Он был младшим сержантом, однако на его петлицах имелись целых четыре угольника ("пила", как мы их называли), что соответствовало званию старшины.

Ну, и пошли знакомиться. По дороге Жорка купил в каком-то доме две бутылки самогона и полведра картошки. Все это аккуратно сложил в вещмешок. Продуманный мужик, я бы не догадался насчет мешка.

– Что, у них картошки нет на раз сварить? – удивился я.

– Ты как школьник, – покачал головой мой приятель. – С пустыми руками к бабам не ходят.

Подругу Жорки звали Аня, мою новую знакомую – Зина. Аня сразу обняла Жорку, чмокнула в щеку, развязала вещмешок, стала ворошить пакеты. Капризно спросила:

– Чего ж ты селедочки не принес? Самая закуска под водку. Мы рыбы уже сто лет не видели.

– В следующий раз, – пообещал Жора. – Дружок предлагал, но она плохая, поржавела за зиму.

Этот осмотр подарков и Жоркино вранье мне сразу не понравились. Какая еще селедка, если мы почти все деньги истратили. И кто нам ее продаст? Тушенка и сахар ворованные. С такими штуками можно и под суд влететь.

Не прибавила мне оптимизма и Зина.

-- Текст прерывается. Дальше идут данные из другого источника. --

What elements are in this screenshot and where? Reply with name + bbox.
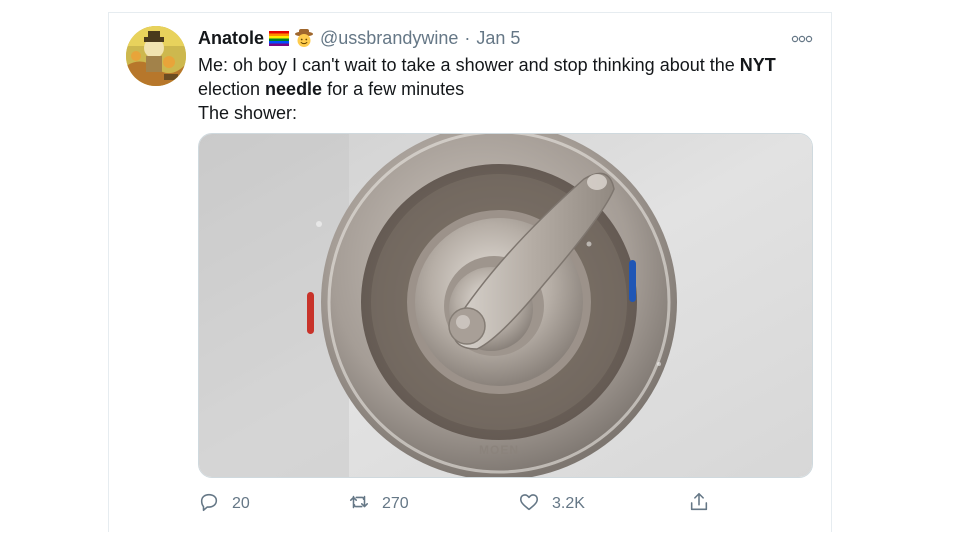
reply-count: 20: [232, 495, 250, 512]
rainbow-flag-icon: [269, 28, 290, 48]
retweet-button[interactable]: 270: [348, 491, 409, 517]
retweet-count: 270: [382, 495, 409, 512]
media-brand-label: MOEN: [479, 443, 519, 457]
display-name[interactable]: Anatole: [198, 28, 264, 49]
reply-button[interactable]: 20: [198, 491, 250, 517]
like-button[interactable]: 3.2K: [518, 491, 585, 517]
tweet-text-line-2: election needle for a few minutes: [198, 77, 818, 101]
tweet-text: Me: oh boy I can't wait to take a shower…: [198, 53, 818, 125]
share-button[interactable]: [688, 491, 710, 517]
tweet-text-segment: election: [198, 79, 266, 99]
tweet-media-photo[interactable]: MOEN: [198, 133, 813, 478]
cowboy-face-icon: [294, 28, 314, 48]
tweet-text-bold-nyt: NYT: [739, 55, 776, 75]
heart-icon: [518, 491, 540, 518]
separator-dot: ·: [464, 27, 471, 48]
retweet-icon: [348, 491, 370, 518]
avatar[interactable]: [126, 26, 186, 86]
tweet-text-segment: Me: oh boy I can't wait to take a shower…: [198, 55, 740, 75]
like-count: 3.2K: [552, 495, 585, 512]
tweet-text-line-3: The shower:: [198, 103, 298, 123]
hot-indicator: [307, 292, 314, 334]
tweet-text-segment: for a few minutes: [322, 79, 465, 99]
share-icon: [688, 491, 710, 518]
shower-valve-photo: MOEN: [199, 134, 812, 477]
tweet-actions: 20 270 3.2K: [198, 491, 818, 517]
tweet-header: Anatole @ussbrandywine · Jan 5: [198, 27, 520, 49]
tweet-text-line-1: Me: oh boy I can't wait to take a shower…: [198, 53, 818, 77]
tweet-date[interactable]: Jan 5: [476, 28, 520, 49]
reply-icon: [198, 491, 220, 518]
handle[interactable]: @ussbrandywine: [320, 28, 458, 49]
tweet-card[interactable]: Anatole @ussbrandywine · Jan 5 Me: oh bo…: [108, 12, 832, 532]
tweet-text-bold-needle: needle: [265, 79, 323, 99]
cold-indicator: [629, 260, 636, 302]
avatar-image: [126, 26, 186, 86]
more-options-icon[interactable]: [791, 31, 813, 43]
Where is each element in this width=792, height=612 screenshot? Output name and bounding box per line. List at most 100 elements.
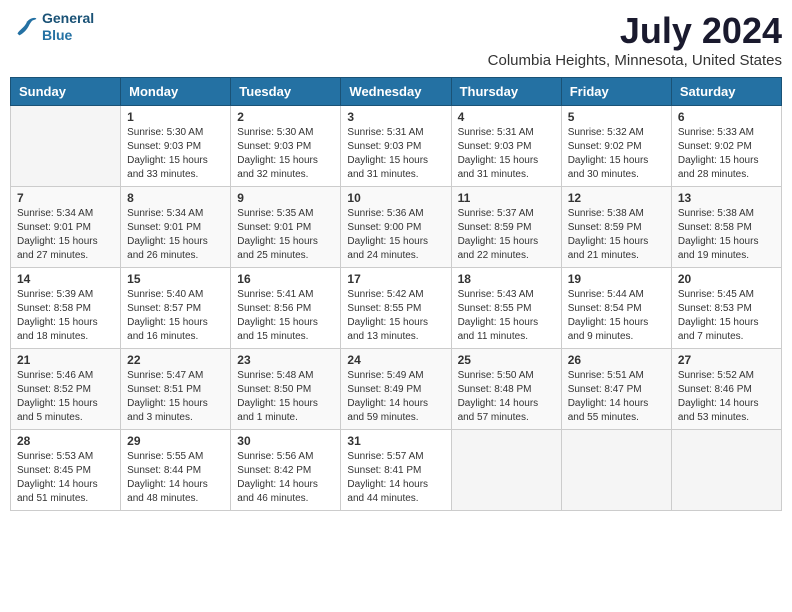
day-info: Sunrise: 5:34 AM Sunset: 9:01 PM Dayligh… [127,207,224,263]
day-info: Sunrise: 5:57 AM Sunset: 8:41 PM Dayligh… [347,450,444,506]
day-info: Sunrise: 5:47 AM Sunset: 8:51 PM Dayligh… [127,369,224,425]
day-info: Sunrise: 5:42 AM Sunset: 8:55 PM Dayligh… [347,288,444,344]
day-number: 7 [17,191,114,205]
day-number: 11 [458,191,555,205]
week-row-2: 7 Sunrise: 5:34 AM Sunset: 9:01 PM Daylig… [11,187,782,268]
day-number: 12 [568,191,665,205]
day-number: 15 [127,272,224,286]
day-header-wednesday: Wednesday [341,78,451,106]
calendar-cell [11,106,121,187]
day-number: 18 [458,272,555,286]
day-info: Sunrise: 5:45 AM Sunset: 8:53 PM Dayligh… [678,288,775,344]
week-row-1: 1 Sunrise: 5:30 AM Sunset: 9:03 PM Daylig… [11,106,782,187]
day-number: 23 [237,353,334,367]
day-number: 27 [678,353,775,367]
calendar-header-row: SundayMondayTuesdayWednesdayThursdayFrid… [11,78,782,106]
day-info: Sunrise: 5:34 AM Sunset: 9:01 PM Dayligh… [17,207,114,263]
day-number: 17 [347,272,444,286]
day-number: 26 [568,353,665,367]
day-number: 31 [347,434,444,448]
day-number: 8 [127,191,224,205]
day-number: 5 [568,110,665,124]
calendar-cell: 30 Sunrise: 5:56 AM Sunset: 8:42 PM Dayli… [231,430,341,511]
week-row-4: 21 Sunrise: 5:46 AM Sunset: 8:52 PM Dayli… [11,349,782,430]
calendar-cell: 14Sunrise: 5:39 AM Sunset: 8:58 PM Dayli… [11,268,121,349]
calendar-cell: 20 Sunrise: 5:45 AM Sunset: 8:53 PM Dayli… [671,268,781,349]
title-block: July 2024 Columbia Heights, Minnesota, U… [488,10,782,69]
day-header-monday: Monday [121,78,231,106]
calendar-cell: 8 Sunrise: 5:34 AM Sunset: 9:01 PM Daylig… [121,187,231,268]
month-title: July 2024 [488,10,782,52]
day-header-saturday: Saturday [671,78,781,106]
logo: General Blue [10,10,94,44]
day-number: 28 [17,434,114,448]
calendar-cell: 27 Sunrise: 5:52 AM Sunset: 8:46 PM Dayli… [671,349,781,430]
day-info: Sunrise: 5:53 AM Sunset: 8:45 PM Dayligh… [17,450,114,506]
day-info: Sunrise: 5:48 AM Sunset: 8:50 PM Dayligh… [237,369,334,425]
day-info: Sunrise: 5:46 AM Sunset: 8:52 PM Dayligh… [17,369,114,425]
week-row-3: 14Sunrise: 5:39 AM Sunset: 8:58 PM Dayli… [11,268,782,349]
calendar-cell: 29 Sunrise: 5:55 AM Sunset: 8:44 PM Dayli… [121,430,231,511]
calendar-cell: 6 Sunrise: 5:33 AM Sunset: 9:02 PM Daylig… [671,106,781,187]
calendar-cell: 21 Sunrise: 5:46 AM Sunset: 8:52 PM Dayli… [11,349,121,430]
logo-text: General Blue [42,10,94,44]
day-info: Sunrise: 5:30 AM Sunset: 9:03 PM Dayligh… [127,126,224,182]
day-info: Sunrise: 5:49 AM Sunset: 8:49 PM Dayligh… [347,369,444,425]
calendar-cell: 17 Sunrise: 5:42 AM Sunset: 8:55 PM Dayli… [341,268,451,349]
day-info: Sunrise: 5:35 AM Sunset: 9:01 PM Dayligh… [237,207,334,263]
day-info: Sunrise: 5:51 AM Sunset: 8:47 PM Dayligh… [568,369,665,425]
calendar-cell: 18Sunrise: 5:43 AM Sunset: 8:55 PM Dayli… [451,268,561,349]
day-number: 9 [237,191,334,205]
calendar-cell: 13Sunrise: 5:38 AM Sunset: 8:58 PM Dayli… [671,187,781,268]
day-number: 1 [127,110,224,124]
calendar-cell [561,430,671,511]
calendar-cell: 1 Sunrise: 5:30 AM Sunset: 9:03 PM Daylig… [121,106,231,187]
day-info: Sunrise: 5:38 AM Sunset: 8:58 PM Dayligh… [678,207,775,263]
day-number: 3 [347,110,444,124]
day-number: 4 [458,110,555,124]
day-number: 2 [237,110,334,124]
day-info: Sunrise: 5:44 AM Sunset: 8:54 PM Dayligh… [568,288,665,344]
logo-icon [10,13,38,41]
day-info: Sunrise: 5:31 AM Sunset: 9:03 PM Dayligh… [347,126,444,182]
day-info: Sunrise: 5:31 AM Sunset: 9:03 PM Dayligh… [458,126,555,182]
day-number: 6 [678,110,775,124]
day-info: Sunrise: 5:41 AM Sunset: 8:56 PM Dayligh… [237,288,334,344]
day-header-thursday: Thursday [451,78,561,106]
calendar-cell: 5 Sunrise: 5:32 AM Sunset: 9:02 PM Daylig… [561,106,671,187]
day-number: 20 [678,272,775,286]
day-number: 19 [568,272,665,286]
calendar-cell: 12 Sunrise: 5:38 AM Sunset: 8:59 PM Dayli… [561,187,671,268]
day-number: 24 [347,353,444,367]
day-info: Sunrise: 5:55 AM Sunset: 8:44 PM Dayligh… [127,450,224,506]
calendar-cell: 25 Sunrise: 5:50 AM Sunset: 8:48 PM Dayli… [451,349,561,430]
day-info: Sunrise: 5:36 AM Sunset: 9:00 PM Dayligh… [347,207,444,263]
day-info: Sunrise: 5:38 AM Sunset: 8:59 PM Dayligh… [568,207,665,263]
calendar-cell: 11 Sunrise: 5:37 AM Sunset: 8:59 PM Dayli… [451,187,561,268]
day-info: Sunrise: 5:32 AM Sunset: 9:02 PM Dayligh… [568,126,665,182]
day-info: Sunrise: 5:33 AM Sunset: 9:02 PM Dayligh… [678,126,775,182]
day-number: 22 [127,353,224,367]
calendar-cell: 16Sunrise: 5:41 AM Sunset: 8:56 PM Dayli… [231,268,341,349]
calendar-cell: 24 Sunrise: 5:49 AM Sunset: 8:49 PM Dayli… [341,349,451,430]
day-number: 10 [347,191,444,205]
page-header: General Blue July 2024 Columbia Heights,… [10,10,782,69]
day-info: Sunrise: 5:30 AM Sunset: 9:03 PM Dayligh… [237,126,334,182]
day-number: 29 [127,434,224,448]
calendar-cell: 15Sunrise: 5:40 AM Sunset: 8:57 PM Dayli… [121,268,231,349]
day-info: Sunrise: 5:52 AM Sunset: 8:46 PM Dayligh… [678,369,775,425]
day-info: Sunrise: 5:50 AM Sunset: 8:48 PM Dayligh… [458,369,555,425]
day-info: Sunrise: 5:37 AM Sunset: 8:59 PM Dayligh… [458,207,555,263]
week-row-5: 28 Sunrise: 5:53 AM Sunset: 8:45 PM Dayli… [11,430,782,511]
day-header-tuesday: Tuesday [231,78,341,106]
calendar-cell: 4 Sunrise: 5:31 AM Sunset: 9:03 PM Daylig… [451,106,561,187]
day-number: 25 [458,353,555,367]
day-info: Sunrise: 5:39 AM Sunset: 8:58 PM Dayligh… [17,288,114,344]
day-number: 30 [237,434,334,448]
calendar-cell: 19 Sunrise: 5:44 AM Sunset: 8:54 PM Dayli… [561,268,671,349]
day-number: 21 [17,353,114,367]
day-info: Sunrise: 5:56 AM Sunset: 8:42 PM Dayligh… [237,450,334,506]
calendar-cell: 7 Sunrise: 5:34 AM Sunset: 9:01 PM Daylig… [11,187,121,268]
calendar-cell: 10 Sunrise: 5:36 AM Sunset: 9:00 PM Dayli… [341,187,451,268]
calendar-cell: 3 Sunrise: 5:31 AM Sunset: 9:03 PM Daylig… [341,106,451,187]
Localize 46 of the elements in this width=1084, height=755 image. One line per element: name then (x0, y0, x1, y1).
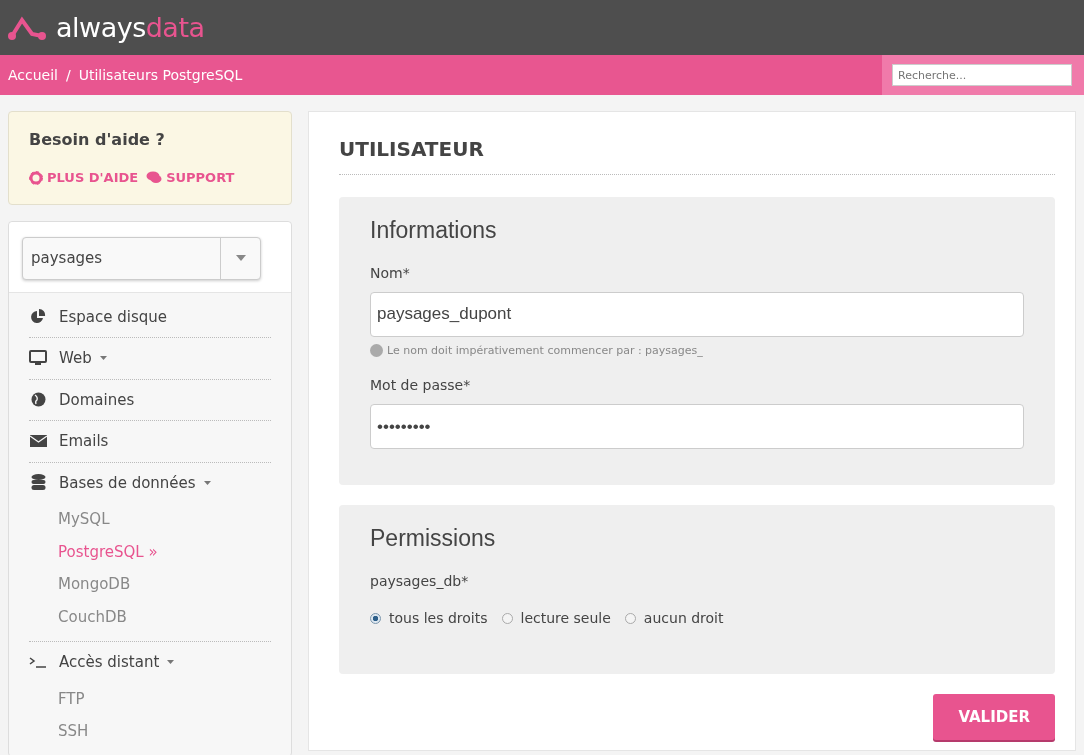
submit-button[interactable]: VALIDER (933, 693, 1055, 741)
chat-icon (146, 171, 163, 185)
sidebar-item[interactable]: Espace disque (29, 296, 271, 337)
field-label: Nom* (370, 263, 411, 283)
sidebar-subitem[interactable]: MySQL (9, 503, 291, 536)
radio-label: tous les droits (389, 608, 488, 628)
breadcrumb-separator: / (66, 65, 71, 85)
help-link[interactable]: PLUS D'AIDE (29, 168, 139, 188)
search-field[interactable]: Recherche... (892, 64, 1072, 86)
sidebar-subitem[interactable]: FTP (9, 682, 291, 715)
sidebar-subitem[interactable]: CouchDB (9, 600, 291, 633)
globe-icon (30, 392, 46, 408)
section-title: Informations (370, 217, 498, 245)
sidebar-item[interactable]: Domaines (29, 378, 271, 420)
sidebar-subitem[interactable]: SSH (9, 715, 291, 748)
sidebar-item[interactable]: Accès distant (29, 641, 271, 683)
lifebuoy-icon (29, 170, 43, 185)
sidebar-item[interactable]: Emails (29, 420, 271, 462)
radio-label: aucun droit (643, 608, 724, 628)
brand-logo[interactable]: alwaysdata (56, 14, 205, 41)
account-select[interactable]: paysages (22, 236, 261, 280)
help-title: Besoin d'aide ? (29, 129, 166, 151)
envelope-icon (29, 435, 47, 448)
field-label: Mot de passe* (370, 376, 472, 396)
field-label: paysages_db* (370, 571, 470, 591)
radio-button[interactable] (370, 612, 381, 624)
monitor-icon (29, 350, 47, 367)
radio-button[interactable] (624, 612, 636, 624)
name-field[interactable]: paysages_dupont (370, 291, 1024, 337)
pie-chart-icon (30, 308, 46, 325)
breadcrumb-link[interactable]: Accueil (8, 64, 58, 86)
database-icon (30, 474, 46, 492)
page-title: UTILISATEUR (339, 134, 1055, 175)
radio-label: lecture seule (520, 608, 611, 628)
terminal-icon (29, 656, 47, 669)
section-title: Permissions (370, 525, 497, 553)
help-link[interactable]: SUPPORT (146, 168, 235, 188)
sidebar-item[interactable]: Web (29, 337, 271, 379)
password-field[interactable]: ••••••••• (370, 404, 1024, 450)
caret-icon (235, 255, 246, 261)
radio-button[interactable] (501, 612, 513, 624)
sidebar-subitem[interactable]: PostgreSQL » (9, 535, 291, 568)
sidebar-item[interactable]: Bases de données (29, 461, 271, 503)
sidebar-subitem[interactable]: MongoDB (9, 568, 291, 601)
breadcrumb-link[interactable]: Utilisateurs PostgreSQL (78, 64, 243, 86)
field-hint: Le nom doit impérativement commencer par : paysages_ (387, 342, 703, 359)
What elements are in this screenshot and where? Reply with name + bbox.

На лицо она была ничего, но какая-то громоздкая, с двойным подбородком, как у нашего комиссара.

Наверное, чтобы поднять себе цену, со мной разговаривала, даже не улыбаясь. Мол, много вас таких ходит. Это не помешало ей задать мне с десяток вопросов. Женат – не женат, где работал, какую должность до армии занимал и так далее. Мне это не понравилось еще больше. Однако я пытался шутить, даже отпустил Зине пару комплиментов, на которые она никак не отреагировала. Приняла, как должное, отвернувшись от меня и доставая вилки-ложки.

– Ладно, Зина, хватит жениха мурыжить, – вмешалась Аня, более веселая и живая по характеру. – Давай за стол садиться.

– Жених! – фыркнула та. – Штаны небось у дружков одолжил для такого мероприятия?

Хихикнула бабка, сидевшая вместе с трехлетним сыном Зины за столом. Сынок наворачивал сахар с хлебом, а бабка рассматривала меня, как цыган коня на базаре.